Reading the File: The code first opens the input file in read mode ('r') and reads all the lines into a list called lines.
Efficient Duplicate Detection: A set called seen_lines is used to keep track of the lines that have already been processed. Sets are incredibly efficient for checking if an element is present, making the duplicate removal process fast, even for large files.
Whitespace Handling: The line.strip() method is crucial. It removes leading and trailing whitespace from each line before checking for duplicates. This ensures that lines that are identical except for extra spaces are treated as duplicates.

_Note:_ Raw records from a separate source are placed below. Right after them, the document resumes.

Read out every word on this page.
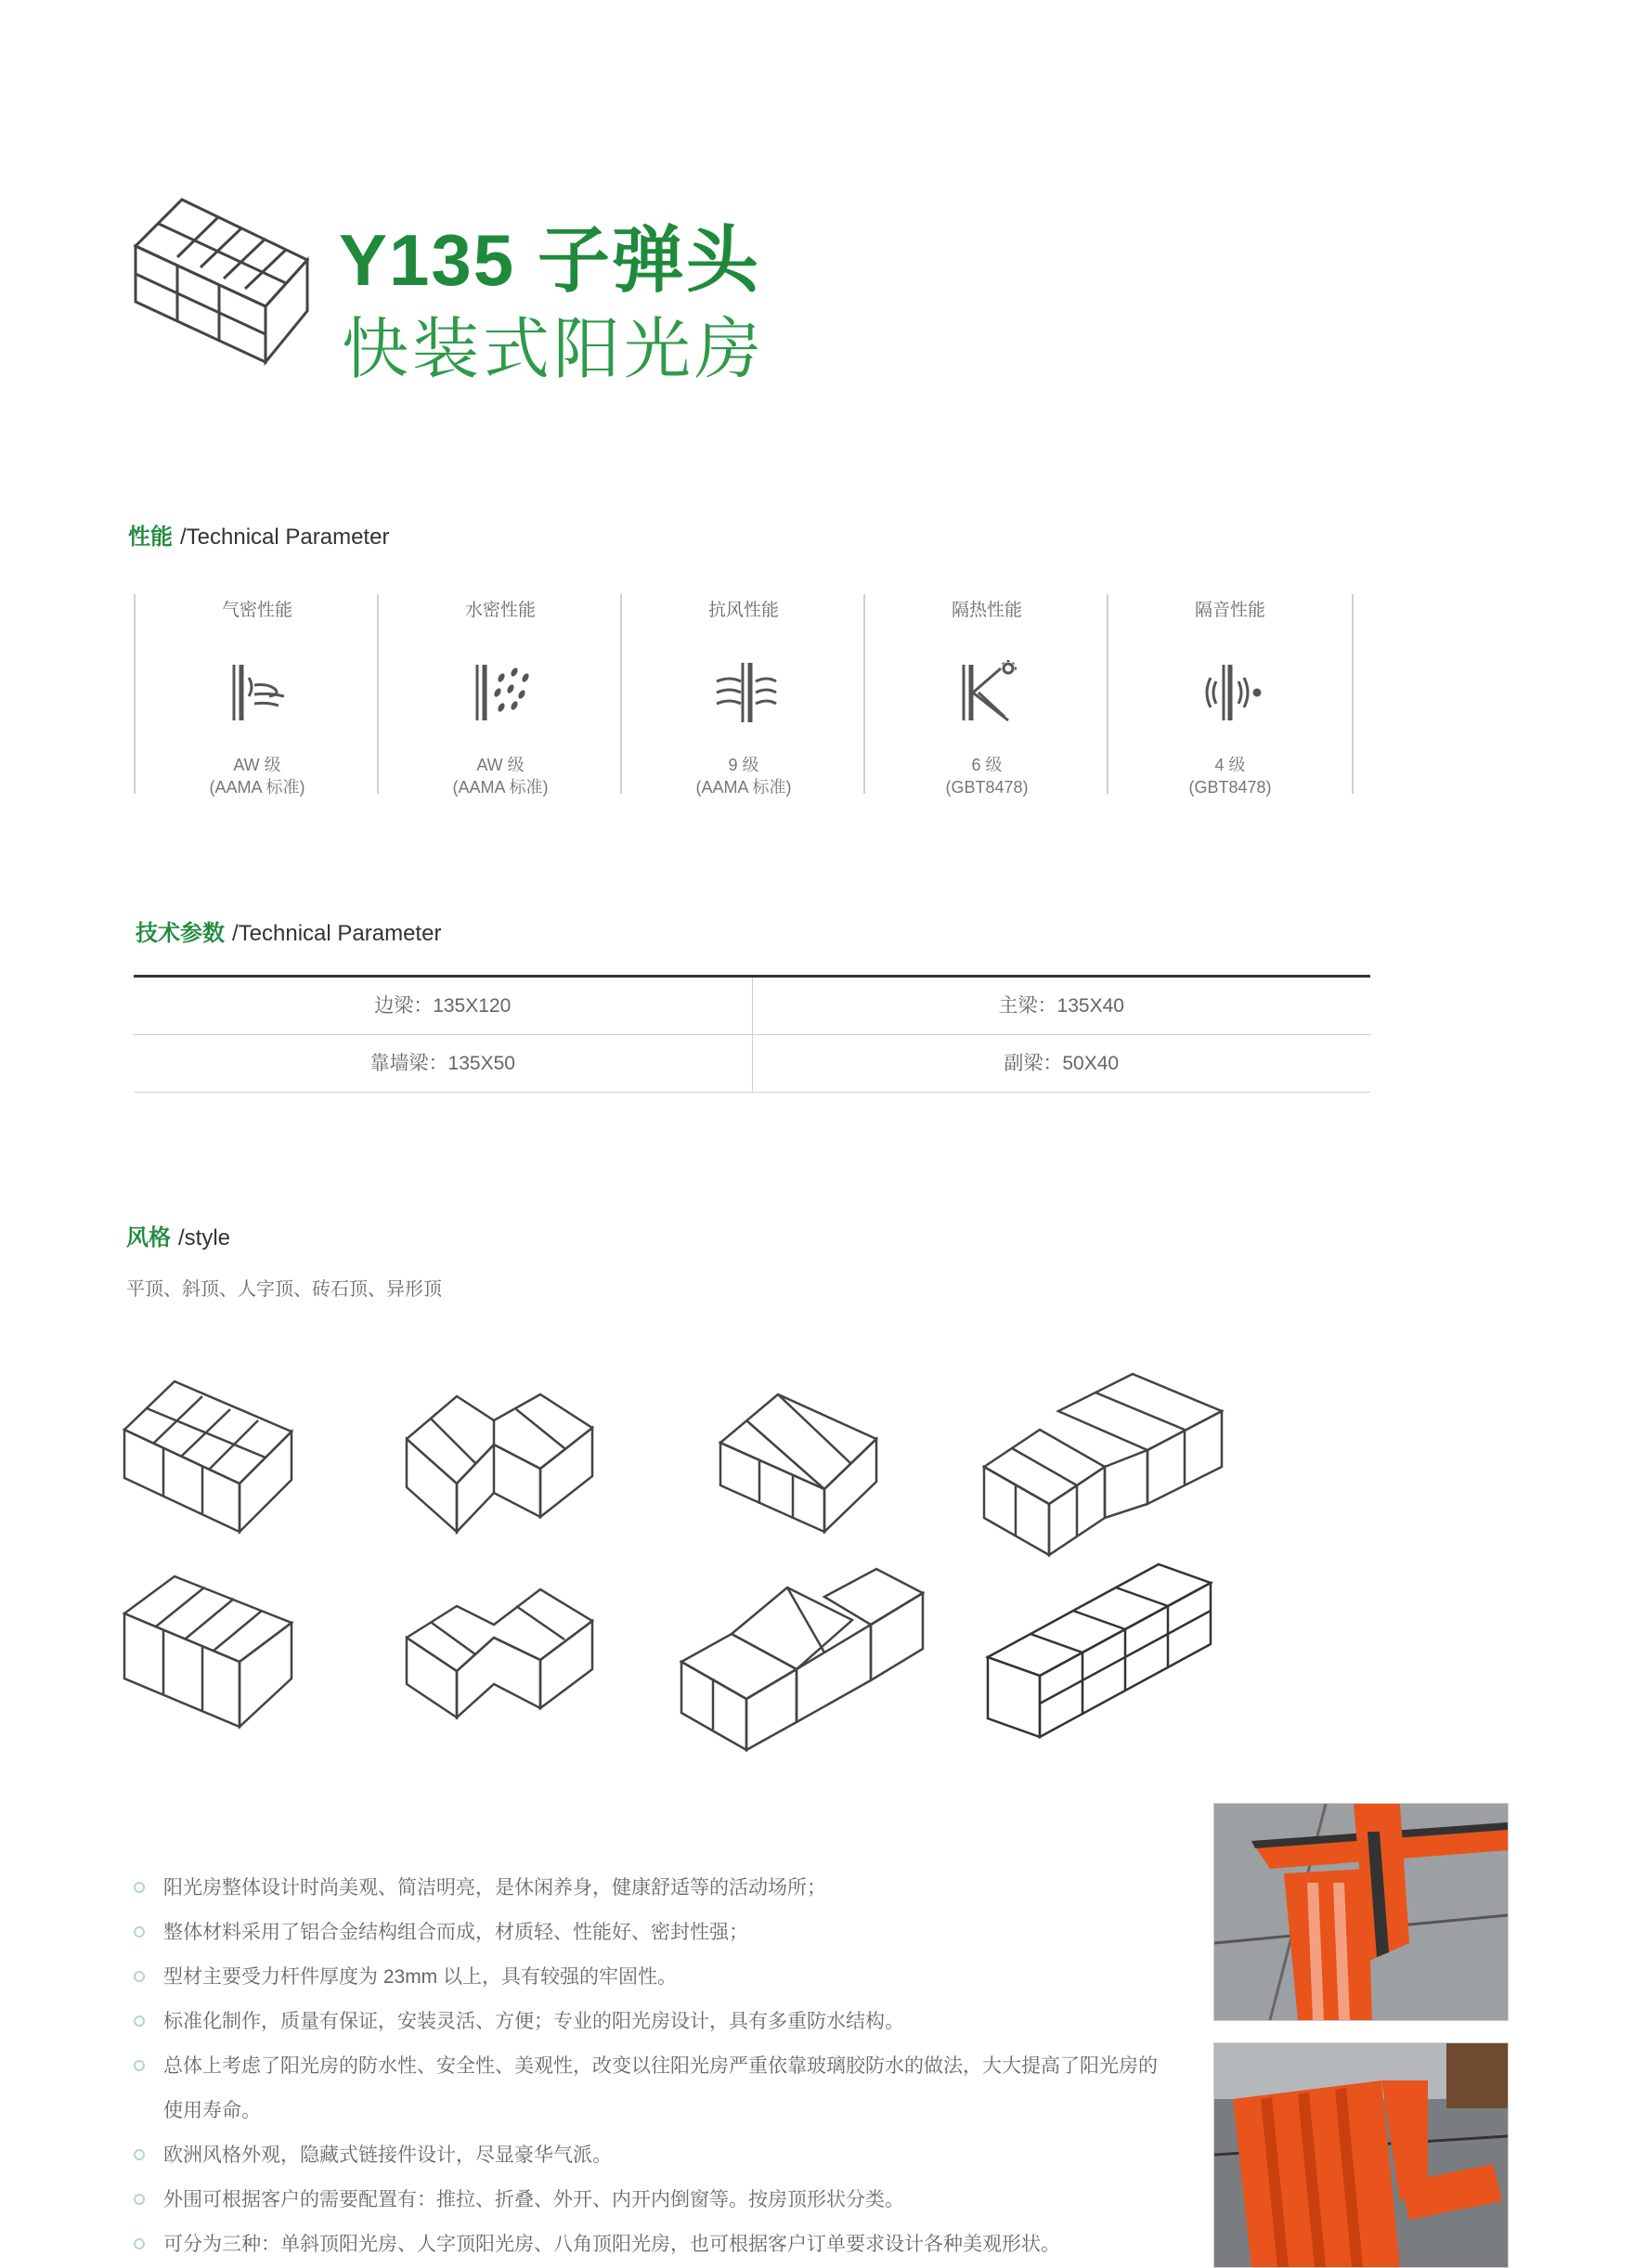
Y135 子弹头
快装式阳光房
性能 /Technical Parameter
气密性能
AW 级
(AAMA 标准)
水密性能
AW 级
(AAMA 标准)
抗风性能
9 级
(AAMA 标准)
隔热性能
6 级
(GBT8478)
隔音性能
4 级
(GBT8478)
技术参数 /Technical Parameter
边梁：135X120	主梁：135X40
靠墙梁：135X50	副梁：50X40
风格 /style
平顶、斜顶、人字顶、砖石顶、异形顶
阳光房整体设计时尚美观、简洁明亮，是休闲养身，健康舒适等的活动场所；
整体材料采用了铝合金结构组合而成，材质轻、性能好、密封性强；
型材主要受力杆件厚度为 23mm 以上，具有较强的牢固性。
标准化制作，质量有保证，安装灵活、方便；专业的阳光房设计，具有多重防水结构。
总体上考虑了阳光房的防水性、安全性、美观性，改变以往阳光房严重依靠玻璃胶防水的做法，大大提高了阳光房的使用寿命。
欧洲风格外观，隐藏式链接件设计，尽显豪华气派。
外围可根据客户的需要配置有：推拉、折叠、外开、内开内倒窗等。按房顶形状分类。
可分为三种：单斜顶阳光房、人字顶阳光房、八角顶阳光房，也可根据客户订单要求设计各种美观形状。
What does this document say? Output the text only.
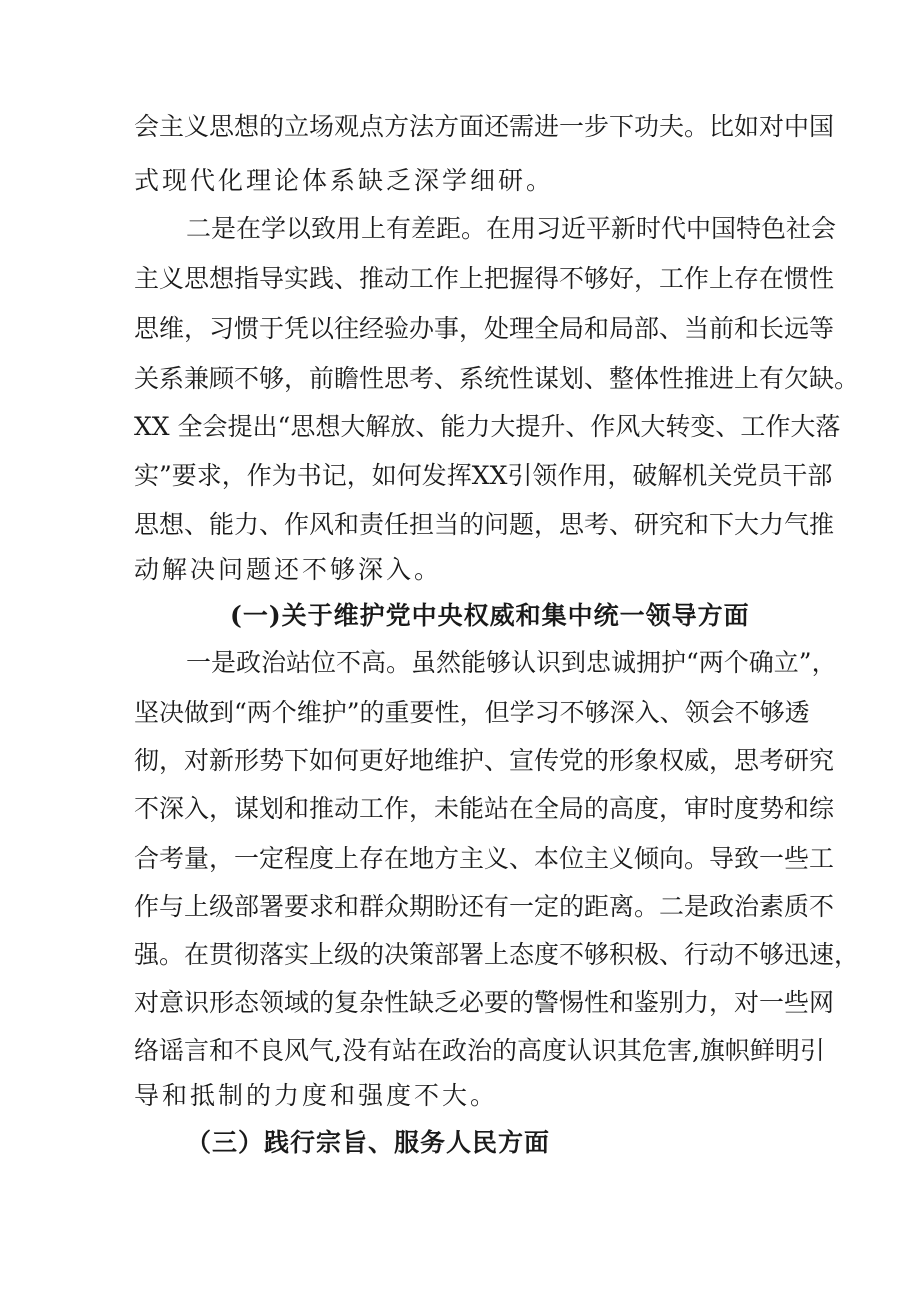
会主义思想的立场观点方法方面还需进一步下功夫。比如对中国
式现代化理论体系缺乏深学细研。
二是在学以致用上有差距。在用习近平新时代中国特色社会
主义思想指导实践、推动工作上把握得不够好，工作上存在惯性
思维，习惯于凭以往经验办事，处理全局和局部、当前和长远等
关系兼顾不够，前瞻性思考、系统性谋划、整体性推进上有欠缺。
XX 全会提出“思想大解放、能力大提升、作风大转变、工作大落
实”要求，作为书记，如何发挥XX引领作用，破解机关党员干部
思想、能力、作风和责任担当的问题，思考、研究和下大力气推
动解决问题还不够深入。
(一)关于维护党中央权威和集中统一领导方面
一是政治站位不高。虽然能够认识到忠诚拥护“两个确立”，
坚决做到“两个维护”的重要性，但学习不够深入、领会不够透
彻，对新形势下如何更好地维护、宣传党的形象权威，思考研究
不深入，谋划和推动工作，未能站在全局的高度，审时度势和综
合考量，一定程度上存在地方主义、本位主义倾向。导致一些工
作与上级部署要求和群众期盼还有一定的距离。二是政治素质不
强。在贯彻落实上级的决策部署上态度不够积极、行动不够迅速，
对意识形态领域的复杂性缺乏必要的警惕性和鉴别力，对一些网
络谣言和不良风气,没有站在政治的高度认识其危害,旗帜鲜明引
导和抵制的力度和强度不大。
（三）践行宗旨、服务人民方面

The original line (including the whitespace) is then written to the output file.
Writing Unique Lines: The code iterates through the lines list. For each line, it checks if the stripped version of the line is already in the seen_lines set. If it's not, the original line (with its whitespace) is added to the unique_lines list, and the stripped line is added to the seen_lines set. Finally, the unique_lines are written to the output file.
Error Handling: The try...except block handles potential FileNotFoundError (if the input file doesn't exist) and IOError (for other input/output issues), making the code more robust.

Why This Approach is Effective

Efficiency: Using a set for duplicate detection makes the process very efficient, especially for large files.
Clarity: The code is well-structured and easy to understand.
Robustness: The inclusion of error handling makes the code more reliable.
Whitespace Awareness: Handling whitespace ensures that lines that are effectively the same are treated as duplicates.

Conclusion

Removing duplicate lines from text files is a common task, and this Python solution provides a clean, efficient, and robust way to automate it. By using this function, you can save time and ensure the accuracy of your data processing. Give it a try and see how it simplifies your text file management!